Wolf, © Didier J. Lindsey

Now that wolves have returned to California after a nearly 90-year absence, where are they most likely to live? Will their new territories overlap significantly with grazing lands and create conflicts with livestock? What kind of proactive strategies are most feasible for northern California ranchers to implement on their operations to keep both livestock and wolves safe from harm?
These are important questions if we are going to have successful wolf recovery in California. Getting better insight on these questions will help protect both wolves and ranchers by reducing the risk of potential predation by wolves on livestock, and thereby reducing conflicts.

Shasta Pack pups, © Defenders of Wildlife

A dynamic duo reunites: Defenders and the Bren School
 
To help us answer these questions, we partnered with the UC Santa Barbara Bren School of Environmental Science and Management. The Bren School focuses on finding science-based solutions to environmental problems, and has a well-earned reputation as one of the top schools of its kind in the nation. The Bren Master’s Program challenges students to use real world scenarios to solve environmental problems faced by an actual client that has a real interest in the outcome. This is the second time Defenders’ California Program has worked with the Bren School. Our first Bren School project focused on identifying areas for solar energy development in the San Joaquin Valley in a way that avoids or minimizes adverse impacts to wildlife, habitat and high-resource value agricultural lands. We truly enjoyed our partnership with Bren and were so pleased with the professional-level results that we jumped at the opportunity to work with them again.

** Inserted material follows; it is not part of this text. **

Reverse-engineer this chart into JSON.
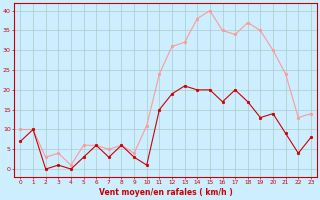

Bren Students, AKA “Los Lobos” Map Conflict Hotspots
 
Our wolf proposal to Bren was accepted by a five-member group of graduate students that promptly dubbed themselves Los Lobos. Their overarching project goal was to help ranchers and livestock producers in northern California reduce the likelihood of conflicts with wolves. Their key objectives were to:
  • Analyze current or potential livestock grazing areas, and overlap those with areas where experts believe gray wolves will live, in order to map out where wolf-livestock conflict could most likely happen.
  • Recommend proactive strategies for livestock producers in northern California to use to reduce conflicts between livestock and wolves.
To complete the first project objective, Los Lobos identified potentially suitable wolf habitat using three separate models that looked at many different variables that can make an area good or bad habitat for wolves. These included things like how much forest cover there is, how much prey is available, how many humans live nearby, who owns the land, and how many roads cut through the area.

Los Lobos found that prey density and forest cover ended up being the most important factors. Once they mapped predicted wolf habitat, the team overlaid a map of grazing lands statewide to identify potential conflict hotspots:
Potential Conflict Hotspot Map, © Defenders of Wildlife
Survey Says…
The team then developed and distributed a survey to livestock producers in seven northern California counties closest to the Oregon border where California’s wolves are most likely to originate: Del Norte, Humboldt, Trinity, Siskiyou, Shasta, Modoc and Lassen. These counties were also selected because agriculture, especially livestock production, makes up a large part of their economies. The survey was designed to collect information on general attitudes towards wolves in the area, and get a feel for how open livestock producers might be to taking new, proactive measures to reduce potential conflicts with wolves. It asked about specific tools and strategies that could work in the area, including special fencing, alarms and scare devices, livestock guardian dogs, changing timing and/or location of grazing or birthing season of young, increasing human presence with range riders, and removing attractants like injured or sick cattle and carcasses.
 
Range Rider monitoring cattle and wolf activity in Wallowa County, © Diana Hunter
And the results were…California can be wolf-friendly!
 
The team’s model predicted more than 50,000 square kilometers (or 19,305 square miles) of potential suitable wolf habitat in California. This habitat is primarily found on forested lands in the northwestern part of the state from the Oregon border south through Mendocino County, southern Cascades and portions of the western foothills of the Sierra Nevada Mountains. Since livestock grazing occurs in much of northern California on both private and public lands, there is extensive overlap between predicted wolf habitat and grazing lands. Lands in western Siskiyou and Shasta counties, eastern Humboldt County, much of Trinity County, the southern Cascades and northern Sierra foothills all include potential conflict hotspots.

Simple solutions can make a big difference. Removing attractants and using range riders across the vast rangelands in northern California ranked high on the list of the most preferred and feasible options for avoiding conflicts between wolves and livestock. One way to encourage more producers to take on these methods is through cost-sharing programs, which Defenders and other conservation groups have done successfully in other states.

It’s worth noting that all seven strategies listed in the survey are effectively being used by at least some livestock producers in northern California in an effort to protect their livestock from wolves and other predators. And that’s why Defenders continues to work with northern California ranchers. As wolves continue to return to this landscape, we’ll help livestock producers test different tools and strategies to determine the best way to keep their livestock and California’s wolves safe.